More importantly, if you register the comb on the cheek it puts the eye and face in the same position relative to the rib every time, so your shot will go to the same place every time too.
Gun mount, stage one
You can practise your gun mount in a cost-effective way at home and it will pay off handsomely. To start with, use an unloaded gun and slowly (about a third of the normal speed) practise mounting it as above, bringing the gun up onto an imaginary rising teal, then, using your front hand, bring the comb to the cheek, push the shoulder forwards and then check you are in the correct position when you finish the mount. Build the muscle memory – do eight or 10 mounts – have a break and then start again. When this is perfect, you’re ready for stage two.
Gun mount, stage two
For stage two we use the line where the wall and ceiling meet. Put a mark at the mid-point. Set your feet up, with this as the break point. Take your muzzles back to the left end of the line (about a third of the normal speed again), push forwards and mount the gun, but, as you do so, move the muzzles along the line, so that you complete the mount before you reach the mark, then mentally fire and follow through to the other end of the line. Now start at the right-hand end and do the same back to the left end. As you mount the gun the end of the barrels should not waver above or below the line but should stay with the line, the line of your target. When you have perfected the movement, gradually increase the speed of the mount.
When you practise like this, it is important that you do it correctly, otherwise you are just wasting your time and creating bad habits. Do this exercise for a few minutes at a time, so you stay fresh, rather than doing a hundred rushed, rubbish mounts one after the other.
It is so often the case that when someone comes for a fitting lesson, they cannot mount the gun consistently, so we cannot fit a gun for them. Gun fit is not a magic pill that will suddenly turn you into George Digweed but it can help, and at the top level may give you that extra point to win a title, but you have to have learned and mastered the basics of stance, gun mount and how to shoot.

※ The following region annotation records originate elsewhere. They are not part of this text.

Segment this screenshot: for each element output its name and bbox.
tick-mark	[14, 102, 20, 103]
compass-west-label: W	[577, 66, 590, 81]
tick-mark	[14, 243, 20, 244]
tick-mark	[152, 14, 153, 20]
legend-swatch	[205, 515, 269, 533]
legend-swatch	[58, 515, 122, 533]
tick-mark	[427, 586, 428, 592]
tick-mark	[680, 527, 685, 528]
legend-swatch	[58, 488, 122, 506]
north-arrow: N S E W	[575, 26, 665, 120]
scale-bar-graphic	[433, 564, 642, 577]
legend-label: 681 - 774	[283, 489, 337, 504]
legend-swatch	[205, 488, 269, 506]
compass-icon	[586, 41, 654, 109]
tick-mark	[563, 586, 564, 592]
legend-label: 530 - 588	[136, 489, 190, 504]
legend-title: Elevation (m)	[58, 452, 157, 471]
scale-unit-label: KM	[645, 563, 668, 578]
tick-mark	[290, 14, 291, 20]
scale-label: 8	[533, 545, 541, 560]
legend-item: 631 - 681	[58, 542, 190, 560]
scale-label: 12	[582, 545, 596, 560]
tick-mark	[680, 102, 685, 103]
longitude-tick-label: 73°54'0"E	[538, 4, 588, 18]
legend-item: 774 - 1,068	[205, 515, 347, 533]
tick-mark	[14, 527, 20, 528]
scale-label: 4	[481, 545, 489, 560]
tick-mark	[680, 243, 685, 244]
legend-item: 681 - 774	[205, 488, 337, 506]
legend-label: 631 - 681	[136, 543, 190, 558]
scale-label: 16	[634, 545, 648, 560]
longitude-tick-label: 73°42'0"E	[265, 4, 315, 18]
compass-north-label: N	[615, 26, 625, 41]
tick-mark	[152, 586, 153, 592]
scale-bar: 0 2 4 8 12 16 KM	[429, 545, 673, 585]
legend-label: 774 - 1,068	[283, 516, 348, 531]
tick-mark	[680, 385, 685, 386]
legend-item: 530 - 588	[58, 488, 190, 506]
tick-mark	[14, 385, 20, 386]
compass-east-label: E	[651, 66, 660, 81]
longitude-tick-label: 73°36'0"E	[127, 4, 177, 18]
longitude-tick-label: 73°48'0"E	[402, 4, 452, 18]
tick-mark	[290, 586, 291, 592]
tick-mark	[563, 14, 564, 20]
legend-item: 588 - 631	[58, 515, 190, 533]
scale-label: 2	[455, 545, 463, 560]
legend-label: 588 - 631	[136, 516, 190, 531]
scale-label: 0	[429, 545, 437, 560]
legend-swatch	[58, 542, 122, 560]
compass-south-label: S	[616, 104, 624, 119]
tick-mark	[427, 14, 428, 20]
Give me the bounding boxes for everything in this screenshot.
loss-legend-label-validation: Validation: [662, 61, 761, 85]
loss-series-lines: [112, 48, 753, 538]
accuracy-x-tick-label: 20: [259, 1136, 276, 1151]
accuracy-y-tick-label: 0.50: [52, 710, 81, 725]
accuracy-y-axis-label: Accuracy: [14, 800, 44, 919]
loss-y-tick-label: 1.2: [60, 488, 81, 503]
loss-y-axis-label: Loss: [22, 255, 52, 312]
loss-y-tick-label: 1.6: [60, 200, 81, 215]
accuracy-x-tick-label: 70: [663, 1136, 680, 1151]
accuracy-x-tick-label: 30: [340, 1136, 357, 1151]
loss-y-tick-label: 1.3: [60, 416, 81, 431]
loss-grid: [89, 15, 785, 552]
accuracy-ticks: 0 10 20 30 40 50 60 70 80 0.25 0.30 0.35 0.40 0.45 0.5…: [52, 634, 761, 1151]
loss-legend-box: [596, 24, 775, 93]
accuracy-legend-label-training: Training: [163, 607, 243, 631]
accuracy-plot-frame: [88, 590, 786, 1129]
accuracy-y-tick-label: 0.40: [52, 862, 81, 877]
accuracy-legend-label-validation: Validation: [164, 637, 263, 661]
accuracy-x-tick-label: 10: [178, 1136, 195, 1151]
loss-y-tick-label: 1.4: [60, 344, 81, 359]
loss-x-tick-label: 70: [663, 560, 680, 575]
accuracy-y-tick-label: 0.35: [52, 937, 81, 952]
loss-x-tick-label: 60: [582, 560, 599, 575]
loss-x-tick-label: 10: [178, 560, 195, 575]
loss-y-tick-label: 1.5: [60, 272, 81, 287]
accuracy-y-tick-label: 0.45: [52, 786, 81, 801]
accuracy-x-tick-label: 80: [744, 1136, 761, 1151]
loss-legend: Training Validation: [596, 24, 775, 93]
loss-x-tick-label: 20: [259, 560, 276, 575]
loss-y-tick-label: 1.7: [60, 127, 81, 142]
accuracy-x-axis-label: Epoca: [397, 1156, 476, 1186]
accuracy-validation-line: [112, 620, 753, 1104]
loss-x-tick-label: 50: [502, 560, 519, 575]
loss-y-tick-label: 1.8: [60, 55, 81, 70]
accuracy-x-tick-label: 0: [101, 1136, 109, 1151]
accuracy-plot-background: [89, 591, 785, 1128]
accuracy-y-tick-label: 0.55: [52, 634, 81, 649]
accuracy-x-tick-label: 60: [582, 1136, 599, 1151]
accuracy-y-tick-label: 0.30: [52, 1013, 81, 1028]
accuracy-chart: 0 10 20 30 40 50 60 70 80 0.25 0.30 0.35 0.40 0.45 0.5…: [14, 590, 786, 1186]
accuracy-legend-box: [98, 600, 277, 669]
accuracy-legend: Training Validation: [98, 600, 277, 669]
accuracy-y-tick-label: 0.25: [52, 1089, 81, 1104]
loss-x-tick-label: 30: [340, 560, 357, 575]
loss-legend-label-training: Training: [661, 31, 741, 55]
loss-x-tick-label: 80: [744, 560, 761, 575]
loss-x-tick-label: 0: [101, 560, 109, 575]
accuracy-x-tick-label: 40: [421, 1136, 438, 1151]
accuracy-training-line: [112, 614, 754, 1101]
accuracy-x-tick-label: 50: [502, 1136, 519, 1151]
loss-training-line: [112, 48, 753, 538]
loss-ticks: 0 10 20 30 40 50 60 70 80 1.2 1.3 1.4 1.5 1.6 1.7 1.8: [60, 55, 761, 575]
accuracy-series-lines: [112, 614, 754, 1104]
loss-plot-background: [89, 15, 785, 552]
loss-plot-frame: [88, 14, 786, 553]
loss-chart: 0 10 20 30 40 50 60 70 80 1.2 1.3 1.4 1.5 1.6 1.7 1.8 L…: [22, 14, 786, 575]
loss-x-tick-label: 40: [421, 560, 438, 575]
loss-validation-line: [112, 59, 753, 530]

As you age, your posture changes and your eye dominance may alter, so the gun that fitted you 10 years ago may need tweaking. It is worth having it checked by an expert (by which I mean someone with years of experience) using a ‘try gun’ and pattern plate – you cannot do it in a shop or without shooting. At Holland & Holland we have a variety of ‘try guns’ in over-and-under and side-by-side formats, and are the acknowledged experts in the field; other gunmakers send their clients to us to be fitted. It is money well spent.